Le système judiciaire et pénitentiaire équatorien est également largement dépassé, et miné par la corruption. Surchargées, les prisons sont devenues le théâtre d’affrontements entre les gangs de Los Choneros et de Los Lobos. Ceux-ci en profitent pour étendre leur influence, en enrôlant de nouveaux membres, faciles à convaincre dans les centres pénitenciers.
Un problème insoluble ?
Le 21 janvier 2024, une réunion d’urgence des pays membres de la Communauté andine s’est tenue à Lima, au Pérou, pour trouver une solution à la crise sécuritaire qui frappe l’Equateur. Celle-ci a permis de définir un ensemble d’actions communes destinées à faciliter la lutte conjointe des pays andins contre le narcotrafic. Parmi elles, le renforcement des contrôles aux frontières et un meilleur échange d’informations entre les différents Etats ont été évoqués, dans le but de tisser un véritable « réseau andin de sécurité » contre le crime organisé. Pour la ministre des Affaires étrangères équatorienne, Gabriela Sommerfeld, c’est un tournant : « nous sommes entrés dans l’Histoire, nous avons écrit un nouveau chapitre de la Communauté andine des Nations » a-t-elle déclaré.

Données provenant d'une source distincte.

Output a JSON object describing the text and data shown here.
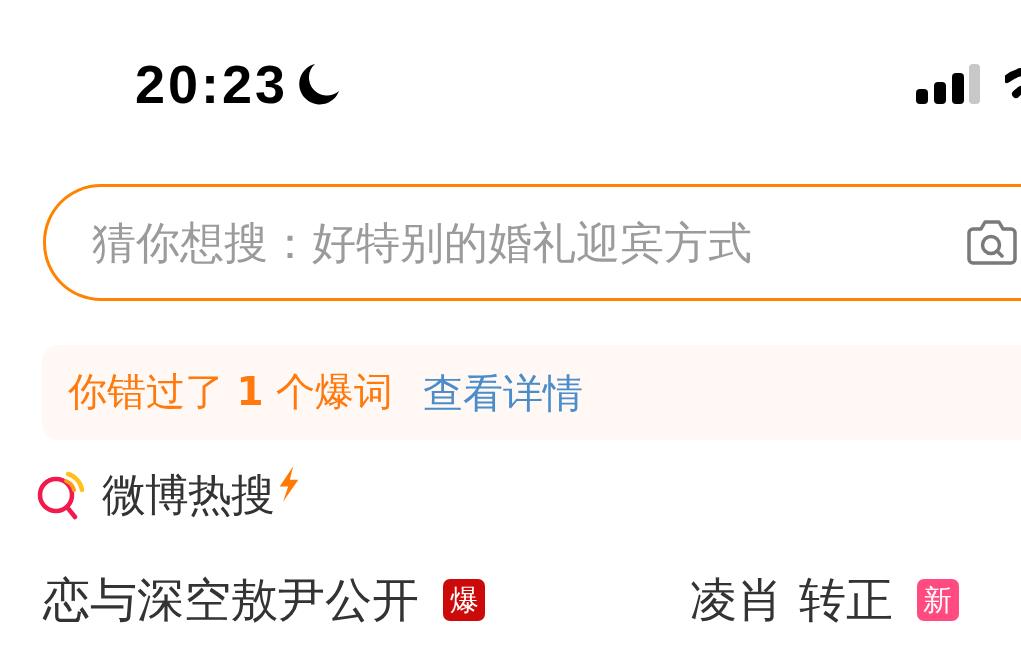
{
  "status_bar": {
    "time": "20:23",
    "do_not_disturb": true
  },
  "search": {
    "placeholder": "猜你想搜：好特别的婚礼迎宾方式"
  },
  "banner": {
    "message": "你错过了 **1** 个爆词",
    "link": "查看详情"
  },
  "hot_search": {
    "title": "微博热搜",
    "items": [
      {
        "title": "恋与深空敖尹公开",
        "badge": "爆",
        "color": "#cc0a0a"
      },
      {
        "title": "凌肖 转正",
        "badge": "新",
        "color": "#ff4b80"
      }
    ]
  }
}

Jusqu’à présent, les politiques menées au niveau régional, ou sous la supervision des Etats-Unis, longtemps en charge de la lutte contre le narcotrafic en Amérique du Sud, se sont soldées par des échecs. Face aux actions de lutte contre le trafic, les cartels ont su s’organiser et s’adapter pour poursuivre un commerce qui leur apporte d’immenses profits, au point de tisser de véritables organisations transnationales particulièrement complexes et difficiles à dissoudre. En Colombie, les destructions massives des cultures de coca lors du Plan Colombie (2000-2005) ont entraîné une réorganisation des narcotrafiquants : les plantations changent désormais régulièrement de lieu pour échapper au contrôle, dans des zones difficiles d’accès. A l’inverse, l’autorisation de ces cultures, au Pérou et en Bolivie, n’a pas empêché les exploitations illégales de se multiplier.
Néanmoins, la décriminalisation se poursuit en Amérique du Sud, encouragée par les Etats-Unis, preuve du constat de l’échec de la « guerre contre la drogue » menée par le pays depuis 1971. En Colombie, la nouvelle approche du président Gustavo Petro, qui tend elle aussi vers cette décriminalisation, suscite de nouveaux espoirs. Pour Jimena Reyes, directrice Amériques à la Fédération internationale pour les droits humains, il s’agirait d’aller encore plus loin, et de « légaliser toutes les drogues au niveau mondial » pour couper l’herbe sous le pied des organisations criminelles. Un schéma qui semble, à l’heure actuelle, irréalisable…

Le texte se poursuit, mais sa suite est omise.